BUND Hattersheim: Schwalbenjahr 2026 "zufriedenstellend"

Mehlschwalben sind Langstreckenzieher - und kennen auch Wohnungsnot

pm

Vielleicht haben Sie in den letzten Tagen mehrfach Ansammlungen von Vögeln auf Stromleitungen gesehen? Das könnten Mehlschwalben gewesen sein. Die sammeln sich Ende August/Anfang September, starten aber erst Mitte September in ihre Winterquartiere. Die liegen südlich der Sahara. Dabei leisten die nur 18 Gramm wiegenden Tierchen Erstaunliches: In vier bis sechs Wochen legen sie bis zu 10.000 Kilometer zurück! Mit 40 bis 80 Kilometer pro Stunde und rund 300 Kilometer am Tag. Im Gegensatz zum Storch überqueren sie dabei das Mittelmeer.

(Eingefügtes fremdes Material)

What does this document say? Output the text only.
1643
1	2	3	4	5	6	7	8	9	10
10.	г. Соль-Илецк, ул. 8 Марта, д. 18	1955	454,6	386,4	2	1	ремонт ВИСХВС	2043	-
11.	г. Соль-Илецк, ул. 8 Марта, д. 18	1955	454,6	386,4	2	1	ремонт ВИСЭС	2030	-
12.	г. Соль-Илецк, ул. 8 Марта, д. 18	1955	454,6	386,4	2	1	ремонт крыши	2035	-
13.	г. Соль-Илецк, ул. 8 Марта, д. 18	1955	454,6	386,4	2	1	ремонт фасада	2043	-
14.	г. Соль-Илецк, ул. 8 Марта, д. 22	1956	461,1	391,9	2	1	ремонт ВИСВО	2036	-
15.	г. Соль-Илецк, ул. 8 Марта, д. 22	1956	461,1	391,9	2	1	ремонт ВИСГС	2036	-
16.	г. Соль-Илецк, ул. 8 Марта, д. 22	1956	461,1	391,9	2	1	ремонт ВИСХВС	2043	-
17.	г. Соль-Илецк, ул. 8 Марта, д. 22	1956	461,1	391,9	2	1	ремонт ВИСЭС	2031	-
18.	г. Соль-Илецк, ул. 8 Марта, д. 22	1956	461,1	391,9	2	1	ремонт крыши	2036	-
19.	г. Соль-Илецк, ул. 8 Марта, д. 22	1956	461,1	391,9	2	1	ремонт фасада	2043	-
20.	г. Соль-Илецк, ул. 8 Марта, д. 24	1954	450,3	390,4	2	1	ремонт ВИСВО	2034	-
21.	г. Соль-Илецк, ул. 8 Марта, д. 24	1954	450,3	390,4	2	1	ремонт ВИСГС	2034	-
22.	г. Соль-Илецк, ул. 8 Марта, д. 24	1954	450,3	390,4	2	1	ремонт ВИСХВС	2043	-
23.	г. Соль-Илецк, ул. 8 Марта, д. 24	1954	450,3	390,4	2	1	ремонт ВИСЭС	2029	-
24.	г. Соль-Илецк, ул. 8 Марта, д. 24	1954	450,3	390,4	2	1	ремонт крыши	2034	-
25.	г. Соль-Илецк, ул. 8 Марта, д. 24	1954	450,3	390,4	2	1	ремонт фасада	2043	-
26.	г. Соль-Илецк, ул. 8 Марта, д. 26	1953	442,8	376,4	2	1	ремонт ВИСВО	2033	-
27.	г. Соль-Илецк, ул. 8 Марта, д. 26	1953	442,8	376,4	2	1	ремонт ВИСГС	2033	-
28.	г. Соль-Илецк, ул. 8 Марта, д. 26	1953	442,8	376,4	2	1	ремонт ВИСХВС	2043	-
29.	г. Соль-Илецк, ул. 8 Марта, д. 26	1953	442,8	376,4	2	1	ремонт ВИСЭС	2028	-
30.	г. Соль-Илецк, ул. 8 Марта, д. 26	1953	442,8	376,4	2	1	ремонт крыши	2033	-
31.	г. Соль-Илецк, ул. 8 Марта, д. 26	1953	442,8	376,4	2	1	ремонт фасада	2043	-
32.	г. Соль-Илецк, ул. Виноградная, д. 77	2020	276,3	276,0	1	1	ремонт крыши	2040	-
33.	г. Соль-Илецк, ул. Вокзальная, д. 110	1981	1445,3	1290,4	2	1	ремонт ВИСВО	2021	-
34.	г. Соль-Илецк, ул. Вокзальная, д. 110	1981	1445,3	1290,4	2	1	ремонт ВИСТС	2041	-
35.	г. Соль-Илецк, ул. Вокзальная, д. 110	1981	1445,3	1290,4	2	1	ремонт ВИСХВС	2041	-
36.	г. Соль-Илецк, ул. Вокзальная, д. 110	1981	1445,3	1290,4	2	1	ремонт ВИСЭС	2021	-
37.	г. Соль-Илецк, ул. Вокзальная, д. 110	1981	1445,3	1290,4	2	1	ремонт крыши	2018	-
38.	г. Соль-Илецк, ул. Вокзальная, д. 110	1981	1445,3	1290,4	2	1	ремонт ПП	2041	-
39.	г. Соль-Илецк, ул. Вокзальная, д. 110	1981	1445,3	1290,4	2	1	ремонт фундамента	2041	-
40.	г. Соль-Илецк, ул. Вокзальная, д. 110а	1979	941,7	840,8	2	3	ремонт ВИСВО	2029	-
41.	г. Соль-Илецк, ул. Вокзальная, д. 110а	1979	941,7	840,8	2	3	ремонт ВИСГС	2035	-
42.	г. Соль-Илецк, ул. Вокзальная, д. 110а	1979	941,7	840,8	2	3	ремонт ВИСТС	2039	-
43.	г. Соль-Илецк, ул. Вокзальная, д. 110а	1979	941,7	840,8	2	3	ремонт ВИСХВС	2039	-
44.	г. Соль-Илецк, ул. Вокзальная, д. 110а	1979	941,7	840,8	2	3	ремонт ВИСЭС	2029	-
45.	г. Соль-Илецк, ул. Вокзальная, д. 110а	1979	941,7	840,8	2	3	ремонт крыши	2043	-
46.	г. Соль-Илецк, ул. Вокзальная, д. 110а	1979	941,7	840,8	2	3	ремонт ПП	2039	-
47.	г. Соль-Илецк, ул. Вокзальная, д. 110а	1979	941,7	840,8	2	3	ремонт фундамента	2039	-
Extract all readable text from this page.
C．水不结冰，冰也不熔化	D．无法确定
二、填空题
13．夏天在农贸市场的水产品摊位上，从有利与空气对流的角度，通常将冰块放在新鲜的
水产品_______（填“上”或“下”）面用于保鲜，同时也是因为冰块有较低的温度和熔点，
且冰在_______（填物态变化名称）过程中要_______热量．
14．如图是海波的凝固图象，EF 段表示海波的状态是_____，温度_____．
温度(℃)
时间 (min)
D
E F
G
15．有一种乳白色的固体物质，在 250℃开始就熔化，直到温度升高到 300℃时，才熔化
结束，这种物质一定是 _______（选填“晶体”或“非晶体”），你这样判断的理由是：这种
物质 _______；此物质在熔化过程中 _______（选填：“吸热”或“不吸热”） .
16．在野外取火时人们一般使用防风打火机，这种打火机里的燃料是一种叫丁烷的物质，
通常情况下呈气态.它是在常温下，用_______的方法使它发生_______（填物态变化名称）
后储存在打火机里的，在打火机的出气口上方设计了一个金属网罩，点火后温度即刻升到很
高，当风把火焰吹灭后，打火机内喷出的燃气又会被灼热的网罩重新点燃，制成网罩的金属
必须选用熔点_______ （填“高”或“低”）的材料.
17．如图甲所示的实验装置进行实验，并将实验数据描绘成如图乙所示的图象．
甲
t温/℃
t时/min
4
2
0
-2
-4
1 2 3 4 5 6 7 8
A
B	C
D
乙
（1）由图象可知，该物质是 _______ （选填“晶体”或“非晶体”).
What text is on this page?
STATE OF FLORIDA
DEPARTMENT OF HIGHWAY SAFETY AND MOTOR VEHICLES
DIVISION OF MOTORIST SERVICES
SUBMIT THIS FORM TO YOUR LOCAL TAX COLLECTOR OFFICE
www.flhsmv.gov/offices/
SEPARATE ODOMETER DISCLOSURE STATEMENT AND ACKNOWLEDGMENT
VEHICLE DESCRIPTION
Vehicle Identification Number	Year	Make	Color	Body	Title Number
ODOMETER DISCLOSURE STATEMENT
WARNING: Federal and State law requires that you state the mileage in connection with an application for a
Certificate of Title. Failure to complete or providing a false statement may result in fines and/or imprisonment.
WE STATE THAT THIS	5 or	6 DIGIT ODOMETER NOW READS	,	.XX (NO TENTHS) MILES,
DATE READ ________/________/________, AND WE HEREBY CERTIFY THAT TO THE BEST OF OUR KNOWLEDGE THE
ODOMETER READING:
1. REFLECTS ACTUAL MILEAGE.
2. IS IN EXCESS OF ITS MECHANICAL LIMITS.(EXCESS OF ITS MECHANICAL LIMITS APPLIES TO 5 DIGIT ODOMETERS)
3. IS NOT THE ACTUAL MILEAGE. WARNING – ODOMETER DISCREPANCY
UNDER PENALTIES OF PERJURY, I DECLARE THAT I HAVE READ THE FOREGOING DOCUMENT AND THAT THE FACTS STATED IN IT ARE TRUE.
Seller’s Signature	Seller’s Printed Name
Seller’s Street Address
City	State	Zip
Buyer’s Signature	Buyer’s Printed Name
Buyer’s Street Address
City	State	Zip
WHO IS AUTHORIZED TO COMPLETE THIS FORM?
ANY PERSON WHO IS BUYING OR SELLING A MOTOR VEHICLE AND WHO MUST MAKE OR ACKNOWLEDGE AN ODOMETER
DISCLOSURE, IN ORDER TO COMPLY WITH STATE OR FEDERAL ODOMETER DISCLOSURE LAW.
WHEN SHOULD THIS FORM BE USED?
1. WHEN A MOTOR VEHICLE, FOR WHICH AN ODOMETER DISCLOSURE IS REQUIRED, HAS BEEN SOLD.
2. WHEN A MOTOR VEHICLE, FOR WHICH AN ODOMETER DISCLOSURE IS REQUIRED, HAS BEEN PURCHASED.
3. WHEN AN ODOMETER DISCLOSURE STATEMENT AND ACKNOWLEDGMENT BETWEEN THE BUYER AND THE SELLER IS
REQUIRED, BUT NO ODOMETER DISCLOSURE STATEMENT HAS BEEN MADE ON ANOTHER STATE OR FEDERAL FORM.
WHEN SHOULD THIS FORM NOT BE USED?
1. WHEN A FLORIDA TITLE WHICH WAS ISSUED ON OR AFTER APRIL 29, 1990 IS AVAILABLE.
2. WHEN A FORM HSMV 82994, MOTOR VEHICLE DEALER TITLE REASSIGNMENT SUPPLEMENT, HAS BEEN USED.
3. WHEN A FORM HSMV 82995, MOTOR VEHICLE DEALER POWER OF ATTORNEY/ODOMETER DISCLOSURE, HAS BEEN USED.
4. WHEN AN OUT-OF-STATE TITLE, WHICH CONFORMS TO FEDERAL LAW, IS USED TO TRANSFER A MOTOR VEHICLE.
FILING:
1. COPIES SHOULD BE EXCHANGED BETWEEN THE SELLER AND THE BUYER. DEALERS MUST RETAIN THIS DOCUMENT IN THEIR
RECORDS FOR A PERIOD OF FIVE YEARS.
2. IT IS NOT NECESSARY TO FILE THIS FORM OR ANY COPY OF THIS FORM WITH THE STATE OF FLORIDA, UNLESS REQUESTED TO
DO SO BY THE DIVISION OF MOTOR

Mitte April bis Mitte Mai kommen unsere geflügelten ‚Glücksbringer‘ dann wieder zurück. Grundsätzlich zu ihren angestammten Nestern. Mehlschwalben sind extrem "brutplatztreu".

Mehlschwalben, die wieder in ihr Nest aus dem Vorjahr einziehen können, haben sehr viel Arbeit gespart. Für den Bau eines Nestes müssten sie 700 bis 1.500 Lehmkügelchen suchen, sie mit ihrem Speichel vermischen, an die ‚Baustelle‘ schleppen und dort ihr kleines Nest bauen. In den letzten Jahren wird das für unsere gefiederten Freunde immer schwerer. Schuld sind wir Menschen. Durch die ständige Versiegelung unseres Bodens gibt es immer weniger Lehm. Noch schlimmer: Immer mehr Häuser werden wärmegedämmt und bekommen eine glatte Hausfassade. Daran haften keine Nester.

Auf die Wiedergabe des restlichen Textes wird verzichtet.